Showing posts with label Lori Waxman. Show all posts
Showing posts with label Lori Waxman. Show all posts

Wednesday, October 6, 2010

The 60 wpm review by Lori Waxman


During my scheduled 20 minute time slot, Lori Waxman looked at 10 pieces of artwork, then sat down at her laptop to write. The review was projected behind her as she wrote and when she was done, an assistant posted a printed version on the wall.

Feel free to review this review in comments or e-mail me.

Here it is:

Clint Fulkerson draws and paints and prints geometric abstractions. That sounds simple enough. Yet his works are anything but. Imagine Bucky Fuller’s geodesic domes as if they were viral structures gone wild. Picture a sprawling city seen from above, at night, dotted with glowing centers and crisscrossed by the lines of endless roadways. Fulkerson’s forms cluster and spread, multiply and divide, pop an recede. They’re organic and mathematical, precise but improvised, flowing but utterly tight.

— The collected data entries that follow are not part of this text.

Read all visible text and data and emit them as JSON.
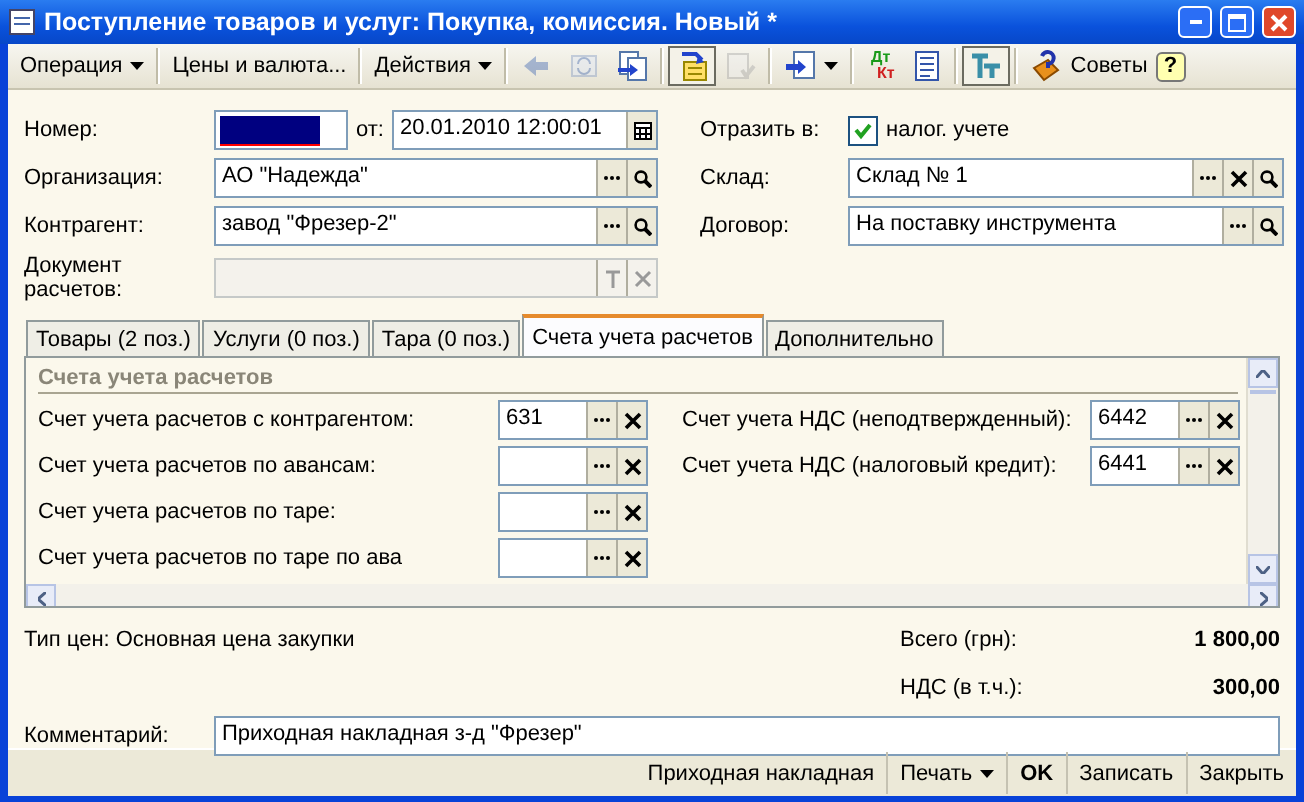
{
  "window": {
    "title": "Поступление товаров и услуг: Покупка, комиссия. Новый *"
  },
  "toolbar": [
    {
      "kind": "menu",
      "label": "Операция"
    },
    {
      "kind": "separator"
    },
    {
      "kind": "text",
      "label": "Цены и валюта..."
    },
    {
      "kind": "separator"
    },
    {
      "kind": "menu",
      "label": "Действия"
    },
    {
      "kind": "separator"
    },
    {
      "kind": "icon",
      "disabled": true,
      "pressed": false
    },
    {
      "kind": "icon",
      "disabled": true,
      "pressed": false
    },
    {
      "kind": "icon",
      "disabled": false,
      "pressed": false
    },
    {
      "kind": "separator"
    },
    {
      "kind": "icon",
      "disabled": false,
      "pressed": true
    },
    {
      "kind": "icon",
      "disabled": true,
      "pressed": false
    },
    {
      "kind": "separator"
    },
    {
      "kind": "icon_menu",
      "disabled": false,
      "pressed": false
    },
    {
      "kind": "separator"
    },
    {
      "kind": "dtkt",
      "top": "Дт",
      "bottom": "Кт"
    },
    {
      "kind": "icon",
      "disabled": false,
      "pressed": false
    },
    {
      "kind": "separator"
    },
    {
      "kind": "icon",
      "disabled": false,
      "pressed": true
    },
    {
      "kind": "separator"
    },
    {
      "kind": "icon_text",
      "label": "Советы"
    },
    {
      "kind": "help",
      "label": "?"
    }
  ],
  "header": {
    "number": {
      "label": "Номер:",
      "selected": true
    },
    "date": {
      "label": "от:",
      "value": "20.01.2010 12:00:01"
    },
    "reflect": {
      "label": "Отразить в:",
      "checkbox_label": "налог. учете",
      "checked": true
    },
    "fields": [
      {
        "label": "Организация:",
        "value": "АО \"Надежда\"",
        "choice_button": true,
        "search_button": true
      },
      {
        "label": "Склад:",
        "value": "Склад № 1",
        "choice_button": true,
        "clear_button": true,
        "search_button": true
      },
      {
        "label": "Контрагент:",
        "value": "завод \"Фрезер-2\"",
        "choice_button": true,
        "search_button": true
      },
      {
        "label": "Договор:",
        "value": "На поставку инструмента",
        "choice_button": true,
        "search_button": true
      },
      {
        "label": "Документ расчетов:",
        "disabled": true,
        "text_button": true,
        "clear_button": true
      }
    ]
  },
  "tabs": [
    {
      "label": "Товары (2 поз.)",
      "selected": false
    },
    {
      "label": "Услуги (0 поз.)",
      "selected": false
    },
    {
      "label": "Тара (0 поз.)",
      "selected": false
    },
    {
      "label": "Счета учета расчетов",
      "selected": true
    },
    {
      "label": "Дополнительно",
      "selected": false
    }
  ],
  "accounts": {
    "title": "Счета учета расчетов",
    "left": [
      {
        "label": "Счет учета расчетов с контрагентом:",
        "value": "631"
      },
      {
        "label": "Счет учета расчетов по авансам:"
      },
      {
        "label": "Счет учета расчетов по таре:"
      },
      {
        "label": "Счет учета расчетов по таре по ава"
      }
    ],
    "right": [
      {
        "label": "Счет учета НДС (неподтвержденный):",
        "value": "6442"
      },
      {
        "label": "Счет учета НДС (налоговый кредит):",
        "value": "6441"
      }
    ]
  },
  "price_type": "Тип цен: Основная цена закупки",
  "totals": [
    {
      "label": "Всего (грн):",
      "value": "1 800,00"
    },
    {
      "label": "НДС (в т.ч.):",
      "value": "300,00"
    }
  ],
  "comment": {
    "label": "Комментарий:",
    "value": "Приходная накладная з-д \"Фрезер\""
  },
  "bottom_buttons": [
    {
      "kind": "button",
      "label": "Приходная накладная"
    },
    {
      "kind": "menu",
      "label": "Печать"
    },
    {
      "kind": "default",
      "label": "OK"
    },
    {
      "kind": "button",
      "label": "Записать"
    },
    {
      "kind": "button",
      "label": "Закрыть"
    }
  ]
}
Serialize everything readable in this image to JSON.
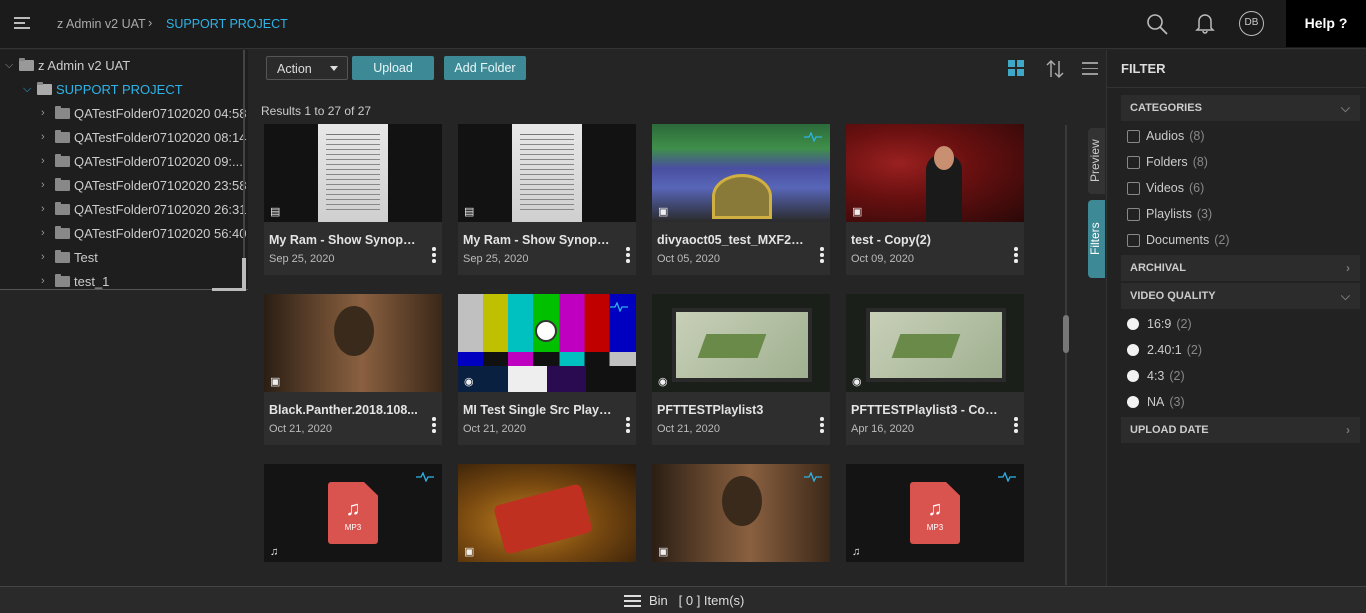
{
  "header": {
    "breadcrumb_root": "z Admin v2 UAT",
    "breadcrumb_sep": "›",
    "breadcrumb_current": "SUPPORT PROJECT",
    "avatar_initials": "DB",
    "help_label": "Help ?",
    "accent_color": "#2db3e8"
  },
  "tree": {
    "root": "z Admin v2 UAT",
    "project": "SUPPORT PROJECT",
    "folders": [
      "QATestFolder07102020 04:58",
      "QATestFolder07102020 08:14",
      "QATestFolder07102020 09:...",
      "QATestFolder07102020 23:58",
      "QATestFolder07102020 26:31",
      "QATestFolder07102020 56:40",
      "Test",
      "test_1"
    ]
  },
  "toolbar": {
    "action_label": "Action",
    "upload_label": "Upload",
    "add_folder_label": "Add Folder",
    "results_text": "Results 1 to 27 of 27"
  },
  "cards": [
    {
      "title": "My Ram - Show Synopsis...",
      "date": "Sep 25, 2020",
      "type": "document-icon"
    },
    {
      "title": "My Ram - Show Synopsis",
      "date": "Sep 25, 2020",
      "type": "document-icon"
    },
    {
      "title": "divyaoct05_test_MXF2 - ...",
      "date": "Oct 05, 2020",
      "type": "video-icon"
    },
    {
      "title": "test - Copy(2)",
      "date": "Oct 09, 2020",
      "type": "video-icon"
    },
    {
      "title": "Black.Panther.2018.108...",
      "date": "Oct 21, 2020",
      "type": "video-icon"
    },
    {
      "title": "MI Test Single Src Playli...",
      "date": "Oct 21, 2020",
      "type": "playlist-icon"
    },
    {
      "title": "PFTTESTPlaylist3",
      "date": "Oct 21, 2020",
      "type": "playlist-icon"
    },
    {
      "title": "PFTTESTPlaylist3 - Copy...",
      "date": "Apr 16, 2020",
      "type": "playlist-icon"
    },
    {
      "title": "",
      "date": "",
      "type": "audio-icon",
      "label": "MP3"
    },
    {
      "title": "",
      "date": "",
      "type": "video-icon"
    },
    {
      "title": "",
      "date": "",
      "type": "video-icon"
    },
    {
      "title": "",
      "date": "",
      "type": "audio-icon",
      "label": "MP3"
    }
  ],
  "side_tabs": {
    "preview": "Preview",
    "filters": "Filters"
  },
  "filter": {
    "title": "FILTER",
    "categories_label": "CATEGORIES",
    "categories": [
      {
        "label": "Audios",
        "count": "(8)"
      },
      {
        "label": "Folders",
        "count": "(8)"
      },
      {
        "label": "Videos",
        "count": "(6)"
      },
      {
        "label": "Playlists",
        "count": "(3)"
      },
      {
        "label": "Documents",
        "count": "(2)"
      }
    ],
    "archival_label": "ARCHIVAL",
    "video_quality_label": "VIDEO QUALITY",
    "video_quality": [
      {
        "label": "16:9",
        "count": "(2)"
      },
      {
        "label": "2.40:1",
        "count": "(2)"
      },
      {
        "label": "4:3",
        "count": "(2)"
      },
      {
        "label": "NA",
        "count": "(3)"
      }
    ],
    "upload_date_label": "UPLOAD DATE"
  },
  "bin": {
    "label": "Bin",
    "count_text": "[ 0 ] Item(s)"
  }
}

In all these contrasts, his forms prove themselves as complex and dualistic as living things—despite looking, at first, superficial glance, to be the repetitive doodles of a scientific hand. Which they may be, in part, but what, after all, isn’t worth at least a second glance? That’s one lesson of these works, though it’s not the pleasure of them. That should never be a lesson, but rather an experience to have, for oneself, thanks to the generous nature of artists like Fulkerson who put such strange, surprising work out for the looking.

-Lori Waxman


You can read All 30 reviews written during the 3 day performance at the Portland Phoenix Website.

Friday, October 1, 2010

60 Word per Minute Art Critic

I have an appointment to have my artwork critiqued at this event tonight at 6pm during the First Friday Art Walk at Space Gallery:

Lori Waxman is a Chicago-based critic and art historian whose reviews and articles have been published by The Chicago Tribune, Artforum, Modern Painters, Gastronomica, Parkett, Tema Celeste, as well as the sadly defunct Parachute.

In her three-day performances as the 60 wrd/min art critic, Waxman makes herself available on a first-come-first-serve basis to local artists seeking succinct and opinionated reviews of their work. While a receptionist processes each artist’s submission, Waxman churns out one review every twenty minutes, the texts of which are displayed live on a nearby monitor for artists and observers to read. As each one- to two-hundred word review is finished, the receptionist will “publish” a physical copy to a nearby wall. Eventually all or some of the reviews are published in a magazine or newspaper.

The format of the 60 wrd/min art critic brings artist, artwork and review into the same space simultaneously. The performance raises questions about the interaction of critic and artist, the value of on-demand criticism, and the effect of a solitary writer working in public. What emerges from the experiment is a literal and comical grappling with the idea that there are too many artists and galleries, and not enough critical venues to cover them all.

While the reviews aren’t guaranteed to be positive, Waxman insists they are thoughtful, critical and informative. For artists who have been reviewed carelessly, who have never been reviewed, or live in a city where there is little local criticism, the performance presents an opportunity for honest, informed criticism at the same time it questions the role of criticism itself.